Beyler, bu kadar konuşulmuş, bu sayfayı tamamen okudum( hepsini deil) ben bir erkeğim önce onu söliim. Ama praxisin bahsettiği konular kesinlikle doğrudur. Bu arada da illa bir taraf üstün olacaksa erkek üstün toplumu kadın üstün topluma tercih ederim. Sebep erkek olmak deil, işin özü şu eğer kadınlara şu anki erkek egemen yapının tanıdığı haklar tanınırsa inanın ya da inanmayın erkekler kadınların kölesi olurlar. Ben böle düşünüom sadece...

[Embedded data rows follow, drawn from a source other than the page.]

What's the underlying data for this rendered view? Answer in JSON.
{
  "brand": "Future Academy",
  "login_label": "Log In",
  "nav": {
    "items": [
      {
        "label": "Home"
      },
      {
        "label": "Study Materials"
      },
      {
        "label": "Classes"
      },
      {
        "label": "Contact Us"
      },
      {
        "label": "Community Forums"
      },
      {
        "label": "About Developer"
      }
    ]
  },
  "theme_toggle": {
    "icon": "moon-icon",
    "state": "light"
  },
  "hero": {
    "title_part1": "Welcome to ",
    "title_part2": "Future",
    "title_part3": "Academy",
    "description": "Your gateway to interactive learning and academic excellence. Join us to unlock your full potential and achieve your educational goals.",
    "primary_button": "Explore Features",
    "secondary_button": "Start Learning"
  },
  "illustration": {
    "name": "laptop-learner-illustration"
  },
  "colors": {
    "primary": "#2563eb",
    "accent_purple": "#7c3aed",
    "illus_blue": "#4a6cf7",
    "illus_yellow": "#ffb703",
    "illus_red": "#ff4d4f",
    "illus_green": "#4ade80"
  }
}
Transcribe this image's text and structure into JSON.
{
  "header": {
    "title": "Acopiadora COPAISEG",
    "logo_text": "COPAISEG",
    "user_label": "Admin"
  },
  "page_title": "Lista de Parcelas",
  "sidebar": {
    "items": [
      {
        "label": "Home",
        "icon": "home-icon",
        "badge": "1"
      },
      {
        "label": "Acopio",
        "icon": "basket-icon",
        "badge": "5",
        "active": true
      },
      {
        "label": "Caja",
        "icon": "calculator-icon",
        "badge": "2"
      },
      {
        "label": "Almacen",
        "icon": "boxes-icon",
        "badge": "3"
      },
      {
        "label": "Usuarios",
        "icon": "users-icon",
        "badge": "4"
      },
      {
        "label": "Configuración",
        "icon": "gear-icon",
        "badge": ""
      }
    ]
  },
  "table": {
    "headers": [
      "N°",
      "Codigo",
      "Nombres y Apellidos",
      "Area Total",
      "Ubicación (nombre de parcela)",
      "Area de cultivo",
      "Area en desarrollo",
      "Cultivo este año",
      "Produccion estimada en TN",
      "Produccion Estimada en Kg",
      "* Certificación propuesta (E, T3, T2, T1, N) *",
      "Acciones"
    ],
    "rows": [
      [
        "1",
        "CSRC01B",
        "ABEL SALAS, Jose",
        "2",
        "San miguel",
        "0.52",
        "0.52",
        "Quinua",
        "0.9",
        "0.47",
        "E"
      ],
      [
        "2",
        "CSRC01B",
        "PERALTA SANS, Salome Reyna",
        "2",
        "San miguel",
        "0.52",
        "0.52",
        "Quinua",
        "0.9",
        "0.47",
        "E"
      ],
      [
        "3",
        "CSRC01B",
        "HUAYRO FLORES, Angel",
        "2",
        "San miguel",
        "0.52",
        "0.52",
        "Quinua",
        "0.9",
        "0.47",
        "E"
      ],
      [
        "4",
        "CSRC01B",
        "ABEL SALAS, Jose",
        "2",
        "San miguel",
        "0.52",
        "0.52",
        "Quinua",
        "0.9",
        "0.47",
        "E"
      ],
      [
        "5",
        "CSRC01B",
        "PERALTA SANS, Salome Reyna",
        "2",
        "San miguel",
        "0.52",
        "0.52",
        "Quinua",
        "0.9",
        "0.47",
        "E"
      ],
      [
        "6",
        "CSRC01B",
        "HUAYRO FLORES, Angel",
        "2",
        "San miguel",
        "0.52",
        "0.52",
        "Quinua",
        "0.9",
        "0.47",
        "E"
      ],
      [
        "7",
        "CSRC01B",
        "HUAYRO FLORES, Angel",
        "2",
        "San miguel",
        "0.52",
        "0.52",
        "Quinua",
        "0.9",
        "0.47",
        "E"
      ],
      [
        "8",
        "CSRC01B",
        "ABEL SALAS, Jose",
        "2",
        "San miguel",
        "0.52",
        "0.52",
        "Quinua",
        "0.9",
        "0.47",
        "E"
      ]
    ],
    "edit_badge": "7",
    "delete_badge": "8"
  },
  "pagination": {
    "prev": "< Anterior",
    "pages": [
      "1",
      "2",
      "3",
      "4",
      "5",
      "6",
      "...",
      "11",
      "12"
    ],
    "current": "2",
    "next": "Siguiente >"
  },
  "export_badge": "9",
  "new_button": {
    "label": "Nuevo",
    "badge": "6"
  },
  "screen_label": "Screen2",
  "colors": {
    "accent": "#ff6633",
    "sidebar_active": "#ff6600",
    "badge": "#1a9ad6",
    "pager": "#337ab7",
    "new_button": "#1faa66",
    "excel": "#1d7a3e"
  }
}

Ama işin temelinde bir karşılıklı eşitlik sağlanmalıdır.
Gerek feodal toplumlarda olsun gerek kapitalizmin gelişmesinden sonra olsun, kadınlar hep bebek bakan, yemek yapan durumda kalmışlardır. Kapitalizmin ilk dönemlerindeki aşırı iş gücü ihtiyacından dolayı bilirsiniz ki insanlar günde 14- 15 saat bile çalıştırılmışlardır. Bugün gelinen noktalar öle basit şeyler deildir. Tüm bunlar direnmenin getirdiği işçi sınıf haklarıdır. Tabi erkeğin işinden başka işi olmadığı bu dönemlerde ( sex bile) kadın doğal olarak yemek yapan ve arada bir vakit bulunup yaşanan cinsel iişkilerden sonra doğan çocuklara bakmak zorunda bırakılan duruma düşmüştür ve bu olaylar bir yüzyıl kadar sürmüştür. Tabi ki işçi sınıf hareketlerinin kazanılmasından sonra iş saatlerinin azalması, izinlerin artması, annelik vs... izinlerinin gelmesi, ücretlerin artması gibi gelişmelerle kadınlarda iş hayatında yerlerini almaya başlamışlardır. Tüm bunların da doğal olarak marksizmle aşırı ilgisi vardır. Marksizm işçilere haklarını almalarını söler, değil mi? Bunların sonuçları da bunlar işte..... Ve derken günümüzde iş gücünün ( emeğe dayalı) değerinin azalması aşırı otomasyona geçilmesi, aslında kadınların toplumda önemli mevkilere gelmelerini sağlamıştır. Bu da kadının sosyal hayatta önemini arttırmıştır.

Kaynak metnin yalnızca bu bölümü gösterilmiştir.